Heck, maybe being the guest host of Raw is Ben Burger serving his community service. Maybe that's what this whole "Guest hosting" Raw is: punishment for celebrities. Soon we'll find out that past Raw guest hosts were involved in pretty ugly instances. Seth Green beating up a kid for his action toy. Trish Stratus torturing people in her yoga studio. Bob Barker going mad and chopping dog's nuts off in a wild spree. Shaq for sexually harassing Kobe's wife. Jeremy Piven for just being a douche. It all makes sense now.

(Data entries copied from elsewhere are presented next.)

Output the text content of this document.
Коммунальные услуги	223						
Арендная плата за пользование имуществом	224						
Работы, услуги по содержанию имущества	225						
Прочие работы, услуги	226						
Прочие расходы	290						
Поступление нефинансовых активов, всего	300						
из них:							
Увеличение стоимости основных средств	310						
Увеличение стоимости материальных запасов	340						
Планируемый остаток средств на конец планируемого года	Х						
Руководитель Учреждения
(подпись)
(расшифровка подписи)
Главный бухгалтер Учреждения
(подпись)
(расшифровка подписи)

-They went the Tim Tebow route with John Cena (take that, you crazy Florida Gator fans). We're all applauding the "violent side" of John Cena. It is a bit jarring to see (a) Randy Orton in nano-seconds shed his credible heel character to play the coward heel character and (b) for Cena to shrug off two credible guys' deadly submission moves. But here's the bottom line: people will pay to see that. Throw logic out the window for PPV buys. Even if it makes the Walls of Jericho and Show's camel cutch look like relaxing stretches. Even if it makes Orton look like a scared coward inside a cell, even though he's been in one, and Cena hasn't. History and logic. Who needs them? Maybe at the PPV Cena can fall off the cell onto a 7,000 watt searchlight. And get up.
Fighting on top of the cell was a nice tease. Thanks, Al Sharpton. Nice of you to lower it down for John Cena. You must be a real violent guy...wait. You were probably out of there on the first flight out. Funny out many times the "Raw guest host" looks to be in charge of two things: Jack and s---. And Jack just left town (humor me with an "Army of Darkness" quote).
-So Raw ended with a nice tease, but will WWE please at the PPV? I don't know. The Hell in a Cell concept is built on two guys going "ultra-violence" on each other. There's been great HIAC matches and then there's been real stinkers. You know. 30 minutes of boring bloodshed. There's also been the farce match. Hell, I still remember the WWE announcers lying to me about "violent hell hounds roaming around ringside looking to tear flesh." What I got instead were dog handlers! Damn you, WWE! You lie!
Will WWE "PG" up the Hell in the Cell concept? On one hand, it might be a good move to protect wrestlers. Why not transform an archaic, violent caveman-like match concept into a safer environment? Why not train the audience to know what to expect from a HIAC match? But on the other hand, "violence" is the main draw of any Hell in the Cell match. By definition, a TLC match is more dangerous than a HIAC match because of a lot of things that could go wrong. You can have Horny vs. Chavo in a HIAC match. What makes the HIAC match have that "violent aura" about it is the work done by previous HIAC matches. If you watch old HIAC matches, there's buckets of blood, steel chairs wrapped with barbwire, etc.
That's why the PPV is a tricky one to me: they will have three HIAC matches on the same night. I have no idea how it will be executed. Will old fans be let down after three gutless HIAC matches? Will the internet crowd chime in and say that maybe Horny vs. Chavo should take place inside a cell after this pansy performance? Or will people be burned out by the HIAC concept when Undertaker vs. Punk rolls around (I'm assuming that it will be last). Heck, even seeing blood on WWE programming would be somewhat of a shock. Will WWE feel the pressure to have another "controversial" bit on their PPV to entice viewers to their programming?
-See y'all later. Now go look at pictures of some butts while you're chilling in your swimming pool by your mansion. Just like Triple H. You don't need no stinkin' education, kids. Just eat nachos all day and buy Hell in the Cell. Anybody want to loan me $4,000 so I can pay off my college loans? Please? Triple H? "Just send them pictures of butts. Everybody loves butts. Butts butts butts."